Ethical Investments and the ethics of hindsight

Bruno Gerard, Espen Henriksen

No one should be held to the impossible, even Jonas Gahr Støre.


There has been lot of noise in the media about Mr. Støre’s family investment portfolio. It is claimed that the Egerton Capital Equity Fund in which Mr Støre was invested had invested in a company that was on exclusion list for the Norwegian Oil fund.

How could Mr Støre have dared invest in such a fund, and how could he in good conscience keep his investment in such an “unethical” fund?

How could he have not known, when he decided to invest in the fund more than 17 years ago that the fund would, a few years later, invest for about 6 months in a company that at the time the fund held it, was on the list of the companies  excluded from the oil fund  for ethical reasons.

Things to keep in mind

There are a few things to keep in mind.

First, Mr Støre family invested in the fund before the year 2000, long before ESG concerns in investments became more prevalent. Expecting that Mr Støre should have made ethical concerns clear at the time of investment was originally made is quite unreasonable. After all Norway started to consider ethical issues for the oil fund in 2004 and the UN Principles of Responsible Investment were only drafted in 2006.

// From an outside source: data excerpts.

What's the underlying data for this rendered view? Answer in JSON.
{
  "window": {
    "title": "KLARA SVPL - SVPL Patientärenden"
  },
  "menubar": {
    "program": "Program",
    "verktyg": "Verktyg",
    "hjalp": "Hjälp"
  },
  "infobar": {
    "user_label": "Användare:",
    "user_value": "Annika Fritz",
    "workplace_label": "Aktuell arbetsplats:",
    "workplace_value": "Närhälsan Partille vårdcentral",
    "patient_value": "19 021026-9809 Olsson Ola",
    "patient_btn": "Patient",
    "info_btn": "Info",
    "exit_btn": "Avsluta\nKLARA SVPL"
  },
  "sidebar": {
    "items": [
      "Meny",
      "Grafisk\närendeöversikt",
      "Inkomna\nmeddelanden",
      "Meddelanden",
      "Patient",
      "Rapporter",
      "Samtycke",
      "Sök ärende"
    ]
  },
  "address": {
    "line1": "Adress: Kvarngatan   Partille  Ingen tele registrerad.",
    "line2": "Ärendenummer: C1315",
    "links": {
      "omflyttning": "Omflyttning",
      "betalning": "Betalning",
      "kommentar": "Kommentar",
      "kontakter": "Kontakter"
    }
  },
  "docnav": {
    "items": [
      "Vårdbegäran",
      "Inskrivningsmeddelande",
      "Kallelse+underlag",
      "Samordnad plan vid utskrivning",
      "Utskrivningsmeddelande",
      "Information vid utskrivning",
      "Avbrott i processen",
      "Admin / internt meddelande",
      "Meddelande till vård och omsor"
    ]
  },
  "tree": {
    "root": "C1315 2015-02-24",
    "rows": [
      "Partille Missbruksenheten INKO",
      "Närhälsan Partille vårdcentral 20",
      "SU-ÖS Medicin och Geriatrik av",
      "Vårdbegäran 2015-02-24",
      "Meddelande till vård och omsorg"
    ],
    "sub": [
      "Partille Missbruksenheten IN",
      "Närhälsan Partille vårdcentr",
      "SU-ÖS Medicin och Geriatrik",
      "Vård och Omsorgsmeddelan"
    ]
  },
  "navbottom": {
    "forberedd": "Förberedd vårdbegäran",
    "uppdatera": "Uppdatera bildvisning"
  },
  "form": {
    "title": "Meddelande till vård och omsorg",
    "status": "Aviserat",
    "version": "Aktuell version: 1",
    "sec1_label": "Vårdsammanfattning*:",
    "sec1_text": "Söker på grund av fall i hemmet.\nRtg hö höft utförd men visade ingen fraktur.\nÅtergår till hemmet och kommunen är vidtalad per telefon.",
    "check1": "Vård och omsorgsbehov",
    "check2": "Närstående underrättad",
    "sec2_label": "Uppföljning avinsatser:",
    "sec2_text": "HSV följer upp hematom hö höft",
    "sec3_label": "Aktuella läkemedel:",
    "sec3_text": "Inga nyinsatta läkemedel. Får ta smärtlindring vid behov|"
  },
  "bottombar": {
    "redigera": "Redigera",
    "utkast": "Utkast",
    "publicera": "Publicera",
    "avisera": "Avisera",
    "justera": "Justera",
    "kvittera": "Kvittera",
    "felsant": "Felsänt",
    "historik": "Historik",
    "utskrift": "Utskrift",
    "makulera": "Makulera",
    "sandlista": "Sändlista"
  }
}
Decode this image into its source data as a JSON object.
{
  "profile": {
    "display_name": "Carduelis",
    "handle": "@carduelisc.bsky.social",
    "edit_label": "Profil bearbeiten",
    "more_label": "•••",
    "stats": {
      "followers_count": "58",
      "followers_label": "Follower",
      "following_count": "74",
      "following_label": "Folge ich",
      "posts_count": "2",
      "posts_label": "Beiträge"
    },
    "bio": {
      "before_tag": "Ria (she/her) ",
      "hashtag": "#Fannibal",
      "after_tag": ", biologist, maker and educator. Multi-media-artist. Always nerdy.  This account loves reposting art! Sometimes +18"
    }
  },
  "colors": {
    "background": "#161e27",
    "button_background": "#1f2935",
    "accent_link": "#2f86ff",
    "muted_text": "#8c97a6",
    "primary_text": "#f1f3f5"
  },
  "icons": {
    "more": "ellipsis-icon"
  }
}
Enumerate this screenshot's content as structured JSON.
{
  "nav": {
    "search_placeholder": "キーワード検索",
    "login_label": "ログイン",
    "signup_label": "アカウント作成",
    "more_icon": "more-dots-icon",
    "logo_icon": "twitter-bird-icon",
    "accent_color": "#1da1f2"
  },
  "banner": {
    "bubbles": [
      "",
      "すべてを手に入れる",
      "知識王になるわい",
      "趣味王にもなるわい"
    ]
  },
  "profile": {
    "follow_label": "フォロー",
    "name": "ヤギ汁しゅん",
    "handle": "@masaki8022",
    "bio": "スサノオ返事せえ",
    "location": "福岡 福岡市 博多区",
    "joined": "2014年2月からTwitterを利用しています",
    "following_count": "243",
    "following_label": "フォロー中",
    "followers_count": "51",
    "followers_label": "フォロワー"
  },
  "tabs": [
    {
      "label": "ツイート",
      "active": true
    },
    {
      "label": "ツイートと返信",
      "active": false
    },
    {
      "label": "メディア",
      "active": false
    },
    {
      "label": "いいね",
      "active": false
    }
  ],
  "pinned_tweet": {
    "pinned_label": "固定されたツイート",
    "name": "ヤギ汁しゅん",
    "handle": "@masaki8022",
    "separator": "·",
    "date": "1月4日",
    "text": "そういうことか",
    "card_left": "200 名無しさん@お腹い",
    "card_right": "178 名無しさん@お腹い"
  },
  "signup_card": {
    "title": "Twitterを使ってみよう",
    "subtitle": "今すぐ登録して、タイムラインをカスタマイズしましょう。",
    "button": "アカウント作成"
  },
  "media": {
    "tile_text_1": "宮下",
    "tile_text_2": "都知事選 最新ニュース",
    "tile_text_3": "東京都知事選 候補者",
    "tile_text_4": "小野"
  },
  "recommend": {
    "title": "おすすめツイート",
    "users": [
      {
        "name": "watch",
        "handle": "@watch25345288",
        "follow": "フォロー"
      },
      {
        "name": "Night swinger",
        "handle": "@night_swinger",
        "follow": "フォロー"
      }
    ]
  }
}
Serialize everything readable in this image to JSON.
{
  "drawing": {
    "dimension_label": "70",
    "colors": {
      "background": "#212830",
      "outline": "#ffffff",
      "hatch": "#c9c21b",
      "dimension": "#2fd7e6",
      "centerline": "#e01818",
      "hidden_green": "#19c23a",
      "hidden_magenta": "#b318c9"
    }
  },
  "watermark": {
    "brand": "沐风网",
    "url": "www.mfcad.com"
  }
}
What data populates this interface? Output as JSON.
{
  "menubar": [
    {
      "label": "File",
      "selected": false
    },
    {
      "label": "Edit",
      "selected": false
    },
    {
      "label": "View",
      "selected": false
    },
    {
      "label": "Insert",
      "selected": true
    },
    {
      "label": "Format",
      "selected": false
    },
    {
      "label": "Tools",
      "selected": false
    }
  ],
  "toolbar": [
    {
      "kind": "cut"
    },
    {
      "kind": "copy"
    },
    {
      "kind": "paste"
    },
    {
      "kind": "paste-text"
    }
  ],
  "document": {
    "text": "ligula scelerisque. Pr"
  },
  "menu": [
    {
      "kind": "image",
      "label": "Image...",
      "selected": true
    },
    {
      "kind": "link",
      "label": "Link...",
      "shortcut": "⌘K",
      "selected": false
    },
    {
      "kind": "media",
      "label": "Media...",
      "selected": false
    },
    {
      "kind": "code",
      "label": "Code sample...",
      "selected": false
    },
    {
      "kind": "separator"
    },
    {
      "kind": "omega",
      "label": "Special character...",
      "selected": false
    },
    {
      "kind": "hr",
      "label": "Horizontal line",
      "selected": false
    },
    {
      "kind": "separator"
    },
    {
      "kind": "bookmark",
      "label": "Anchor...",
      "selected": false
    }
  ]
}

Second, the UN principles do not specify a list of excluded companies.

Third, Egerton Capital is a UK asset manager, that complies to all the ethical rules required by the UK regulatory authorities.

Fourthly, it is unreasonable and unrealistic that he should have monitored his investments more closely and acted more quickly. You would have to be either an extremely sophisticated full time investor or one of the largest investor in the fund with a compliance staff on its own to do that.

Non-flamboyant hedge fund

Edgerton manages mutual funds and hedge funds, and Støre is invested in the mutual fund. Egerton is one of the most respected, non-flamboyant, well managed asset manager in the UK. They have been doing what they are doing successfully since 1994, and have engaged in any of the behaviors   that have given a poor reputation to the industry.

Fifthly, even if the Edgerton’s mutual fund held Northrop on Mar 31, 2016, it is not even sure that Støre’s could have found out, and certainly not before 2012.  The fund was launched  and registered in Ireland in 1995. Ireland did not require mutual funds to disclose holdings, and Egerton would not do so to avoid copycats. On May 28 20129 , Egerton launched a USD denominated version mutual fund, available in Europe and the US, using the same strategy as the fund in which Mr Støre invested. Because, the fund was available in the US, Edgerton had to file with the SEC, the US regulator, quarterly reports of the holdings in the mutual fund. It did not need to file such reports in the UK or Ireland. These holding reports can be obtained from the SEC. This is how the newspapers have found out that the mutual fund held Northrop shares on March 31 2016 and on June 31 2016. But would you reasonably expect to be aware that the fund one was invested in the UK was now available in the US and its holding disclosed quarterly. And who would have been aware on how to actually obtain these filings?

Would any of us have done better?

Lastly, would any of us have done better than Støre? The usual advice, if we have limited savings, is to buy one of the mutual funds available in Norway. One may believe that the active managers of Skagen fondene will generate excess returns, or that the safest and cheapest is to invest in an index fund as offered by KLP.

If you consult the web site of either company, you will be guaranteed up front that they both follow ethical guidelines.  Surely, you believe, if I had invested in either funds I would have avoided Mr Støre’s predicament.

Well, not so sure… Can you check? We are professors of Finance and we specialize in portfolio management, and even for us it is not easy to find out. It turns out that the KLP funds would have been safe for Mr Støre. Could we find this information easily? Not really. Could a non specialist find it easily? Less likely. Was that information easily available 17 years ago, when Mr Støre did his investment? Extremely unlikely.

What about the Skagen funds? Well they follow ethical guidelines, but they do not have an exclusion list. Could you be sure that they did not invest at one time in the past in one of the oil fund excluded companies? Absolutely not! Can you check? No.

So not even in Norway, with a respected highly performing fund company, following ethical guidelines, would Mr Støre have been safe!